T-Mobile's VoLTE is Powered by Mavenir's IMS Core

Mavenir Systems confirmed that T-Mobile US' recent VoLTE launch was enabled using Mavenir’s converged IMS voice solution, which was first deployed to launch Wi-Fi Calling in 2011. T-Mobile leveraged those early investments in Wi-Fi Calling to accelerate network readiness and launch VoLTE service.

Mavenir provides the end-to-end IMS solution including key IMS components such as the CSCF (Call Session Control Function), Session Border Controller (SBC), Telephony Application Server (TAS), as well as professional services to perform verification and integration testing to ensure successful end-to-end service interworking.

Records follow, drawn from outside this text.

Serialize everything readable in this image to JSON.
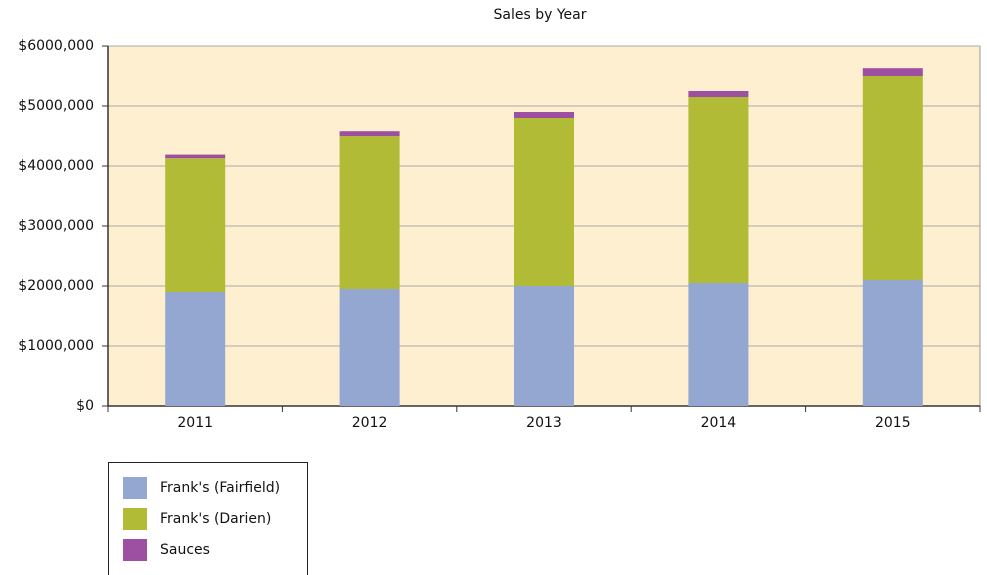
{
  "chart_data": {
    "type": "stacked_bar",
    "title": "Sales by Year",
    "categories": [
      "2011",
      "2012",
      "2013",
      "2014",
      "2015"
    ],
    "series": [
      {
        "name": "Frank's (Fairfield)",
        "color": "#93a7d1",
        "values": [
          1900000,
          1950000,
          2000000,
          2050000,
          2100000
        ]
      },
      {
        "name": "Frank's (Darien)",
        "color": "#b2bb36",
        "values": [
          2230000,
          2550000,
          2800000,
          3100000,
          3400000
        ]
      },
      {
        "name": "Sauces",
        "color": "#9d4fa2",
        "values": [
          60000,
          80000,
          100000,
          100000,
          130000
        ]
      }
    ],
    "ylim": [
      0,
      6000000
    ],
    "yticks": [
      {
        "value": 0,
        "label": "$0"
      },
      {
        "value": 1000000,
        "label": "$1000,000"
      },
      {
        "value": 2000000,
        "label": "$2000,000"
      },
      {
        "value": 3000000,
        "label": "$3000,000"
      },
      {
        "value": 4000000,
        "label": "$4000,000"
      },
      {
        "value": 5000000,
        "label": "$5000,000"
      },
      {
        "value": 6000000,
        "label": "$6000,000"
      }
    ],
    "grid": true,
    "legend": "bottom-left"
  }
}
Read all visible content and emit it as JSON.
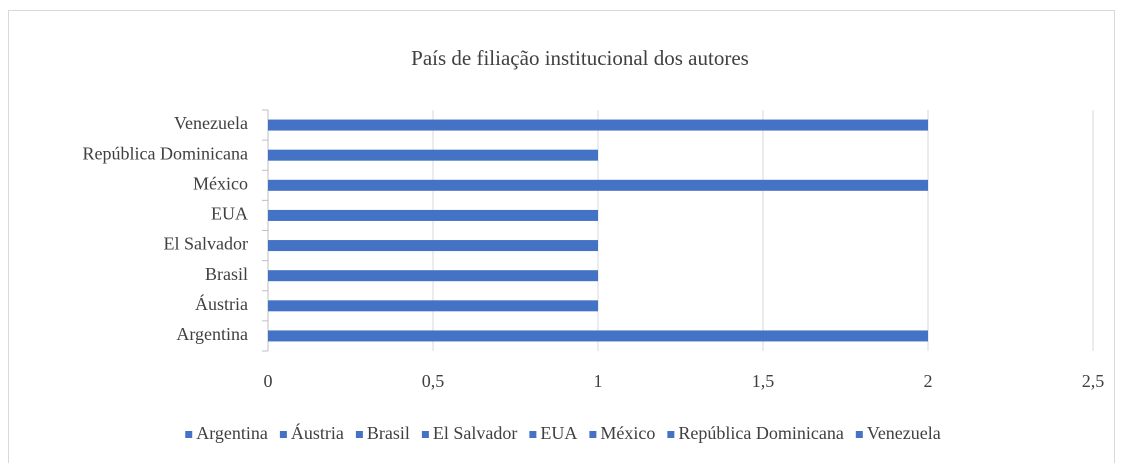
{
  "chart_data": {
    "type": "bar",
    "orientation": "horizontal",
    "title": "País de filiação institucional dos autores",
    "categories": [
      "Argentina",
      "Áustria",
      "Brasil",
      "El Salvador",
      "EUA",
      "México",
      "República Dominicana",
      "Venezuela"
    ],
    "values": [
      2,
      1,
      1,
      1,
      1,
      2,
      1,
      2
    ],
    "color": "#4472c4",
    "xlim": [
      0,
      2.5
    ],
    "xticks": [
      0,
      {
        "value": 0.5,
        "label": "0,5"
      },
      1,
      {
        "value": 1.5,
        "label": "1,5"
      },
      2,
      {
        "value": 2.5,
        "label": "2,5"
      }
    ],
    "grid": true,
    "legend": "bottom"
  }
}
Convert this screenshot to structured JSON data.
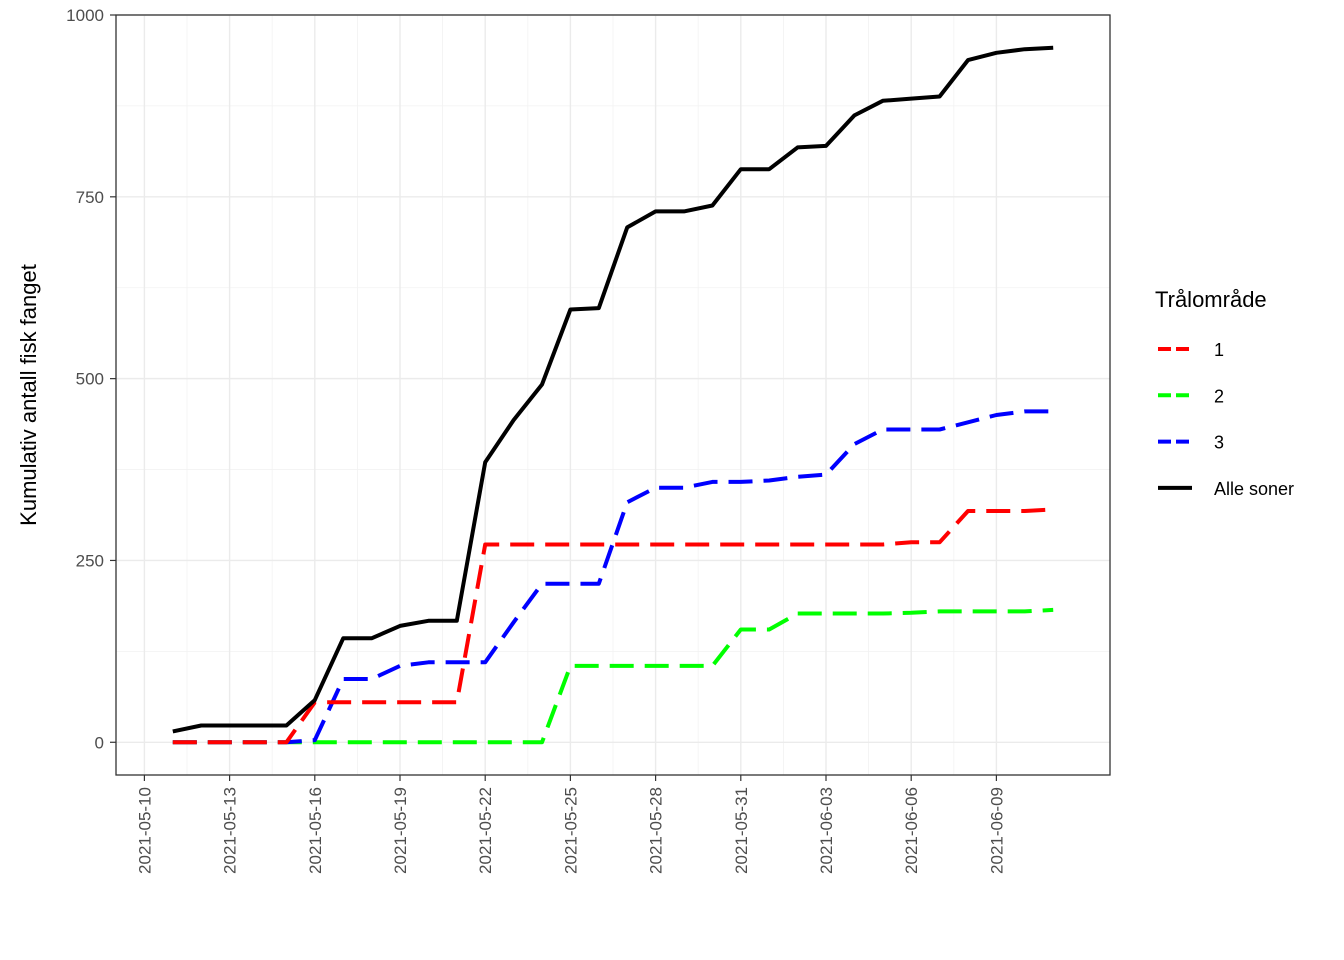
{
  "chart_data": {
    "type": "line",
    "ylabel": "Kumulativ antall fisk fanget",
    "xlabel": "",
    "x_axis_type": "date",
    "xlim": [
      "2021-05-09",
      "2021-06-13"
    ],
    "ylim": [
      -45,
      1000
    ],
    "x_ticks": [
      "2021-05-10",
      "2021-05-13",
      "2021-05-16",
      "2021-05-19",
      "2021-05-22",
      "2021-05-25",
      "2021-05-28",
      "2021-05-31",
      "2021-06-03",
      "2021-06-06",
      "2021-06-09"
    ],
    "y_ticks": [
      0,
      250,
      500,
      750,
      1000
    ],
    "y_tick_labels": [
      "0",
      "250",
      "500",
      "750",
      "1000"
    ],
    "grid": true,
    "legend": {
      "title": "Trålområde",
      "position": "right"
    },
    "series": [
      {
        "name": "1",
        "color": "#ff0000",
        "dashed": true,
        "x": [
          "2021-05-11",
          "2021-05-12",
          "2021-05-13",
          "2021-05-14",
          "2021-05-15",
          "2021-05-16",
          "2021-05-17",
          "2021-05-18",
          "2021-05-19",
          "2021-05-20",
          "2021-05-21",
          "2021-05-22",
          "2021-05-23",
          "2021-05-24",
          "2021-05-25",
          "2021-05-26",
          "2021-05-27",
          "2021-05-28",
          "2021-05-29",
          "2021-05-30",
          "2021-05-31",
          "2021-06-01",
          "2021-06-02",
          "2021-06-03",
          "2021-06-04",
          "2021-06-05",
          "2021-06-06",
          "2021-06-07",
          "2021-06-08",
          "2021-06-09",
          "2021-06-10",
          "2021-06-11"
        ],
        "y": [
          0,
          0,
          0,
          0,
          0,
          55,
          55,
          55,
          55,
          55,
          55,
          272,
          272,
          272,
          272,
          272,
          272,
          272,
          272,
          272,
          272,
          272,
          272,
          272,
          272,
          272,
          275,
          275,
          318,
          318,
          318,
          320
        ]
      },
      {
        "name": "2",
        "color": "#00ff00",
        "dashed": true,
        "x": [
          "2021-05-11",
          "2021-05-12",
          "2021-05-13",
          "2021-05-14",
          "2021-05-15",
          "2021-05-16",
          "2021-05-17",
          "2021-05-18",
          "2021-05-19",
          "2021-05-20",
          "2021-05-21",
          "2021-05-22",
          "2021-05-23",
          "2021-05-24",
          "2021-05-25",
          "2021-05-26",
          "2021-05-27",
          "2021-05-28",
          "2021-05-29",
          "2021-05-30",
          "2021-05-31",
          "2021-06-01",
          "2021-06-02",
          "2021-06-03",
          "2021-06-04",
          "2021-06-05",
          "2021-06-06",
          "2021-06-07",
          "2021-06-08",
          "2021-06-09",
          "2021-06-10",
          "2021-06-11"
        ],
        "y": [
          0,
          0,
          0,
          0,
          0,
          0,
          0,
          0,
          0,
          0,
          0,
          0,
          0,
          0,
          105,
          105,
          105,
          105,
          105,
          105,
          155,
          155,
          177,
          177,
          177,
          177,
          178,
          180,
          180,
          180,
          180,
          182
        ]
      },
      {
        "name": "3",
        "color": "#0000ff",
        "dashed": true,
        "x": [
          "2021-05-11",
          "2021-05-12",
          "2021-05-13",
          "2021-05-14",
          "2021-05-15",
          "2021-05-16",
          "2021-05-17",
          "2021-05-18",
          "2021-05-19",
          "2021-05-20",
          "2021-05-21",
          "2021-05-22",
          "2021-05-23",
          "2021-05-24",
          "2021-05-25",
          "2021-05-26",
          "2021-05-27",
          "2021-05-28",
          "2021-05-29",
          "2021-05-30",
          "2021-05-31",
          "2021-06-01",
          "2021-06-02",
          "2021-06-03",
          "2021-06-04",
          "2021-06-05",
          "2021-06-06",
          "2021-06-07",
          "2021-06-08",
          "2021-06-09",
          "2021-06-10",
          "2021-06-11"
        ],
        "y": [
          0,
          0,
          0,
          0,
          0,
          3,
          87,
          87,
          105,
          110,
          110,
          110,
          165,
          218,
          218,
          218,
          330,
          350,
          350,
          358,
          358,
          360,
          365,
          368,
          410,
          430,
          430,
          430,
          440,
          450,
          455,
          455
        ]
      },
      {
        "name": "Alle soner",
        "color": "#000000",
        "dashed": false,
        "x": [
          "2021-05-11",
          "2021-05-12",
          "2021-05-13",
          "2021-05-14",
          "2021-05-15",
          "2021-05-16",
          "2021-05-17",
          "2021-05-18",
          "2021-05-19",
          "2021-05-20",
          "2021-05-21",
          "2021-05-22",
          "2021-05-23",
          "2021-05-24",
          "2021-05-25",
          "2021-05-26",
          "2021-05-27",
          "2021-05-28",
          "2021-05-29",
          "2021-05-30",
          "2021-05-31",
          "2021-06-01",
          "2021-06-02",
          "2021-06-03",
          "2021-06-04",
          "2021-06-05",
          "2021-06-06",
          "2021-06-07",
          "2021-06-08",
          "2021-06-09",
          "2021-06-10",
          "2021-06-11"
        ],
        "y": [
          15,
          23,
          23,
          23,
          23,
          58,
          143,
          143,
          160,
          167,
          167,
          385,
          443,
          492,
          595,
          597,
          708,
          730,
          730,
          738,
          788,
          788,
          818,
          820,
          862,
          882,
          885,
          888,
          938,
          948,
          953,
          955
        ]
      }
    ]
  }
}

“Mavenir continues to lead in the deployment of Voice over LTE in key markets,” said Pardeep Kohli, President and Chief Executive Officer, Mavenir Systems. “We are working with tier one operators globally to transform their networks to 4G LTE and introduce new and innovative services.”

http://www.mavenir.com

In June, T-Mobile confirmed its expansion of 15+15MHz Wideband LTE to 16 total markets and VoLTE to 15 total markets reaching over 100 million people.  The carrier's overall LTE footprint will exceed 230 million pops by the end this month.

Wideband LTE enables peak network download speeds up to nearly 150 Mbps.

T-Mobile was the first major provider to launch VoLTE. It now supports VoLTE on four devices, including the Samsung Galaxy S 5. In addition to expanding the number of markets served by VoLTE, the company is nearly doubling the amount of data dedicated to voice calls for highest fidelity HD Voice and faster call setup times. For HD Voice, T-Mobile US uses a 23.85 Kbps voice codec rate.  In addition, the company confirmed that it now expects to have VoLTE nationwide by the end of the year.

“The old telecoms designed their networks for a time when your phone’s only app was a phone call—and they haven’t shaken that dial-tone mind-set,” said Neville Ray, Chief Technology Officer for T-Mobile. “Our 4G LTE network was built in the last year and a half, so naturally we built it differently.  We built it for the way people use smartphones and tablets today, and we built it with a mobile Internet architecture, so we could roll out new technologies faster.”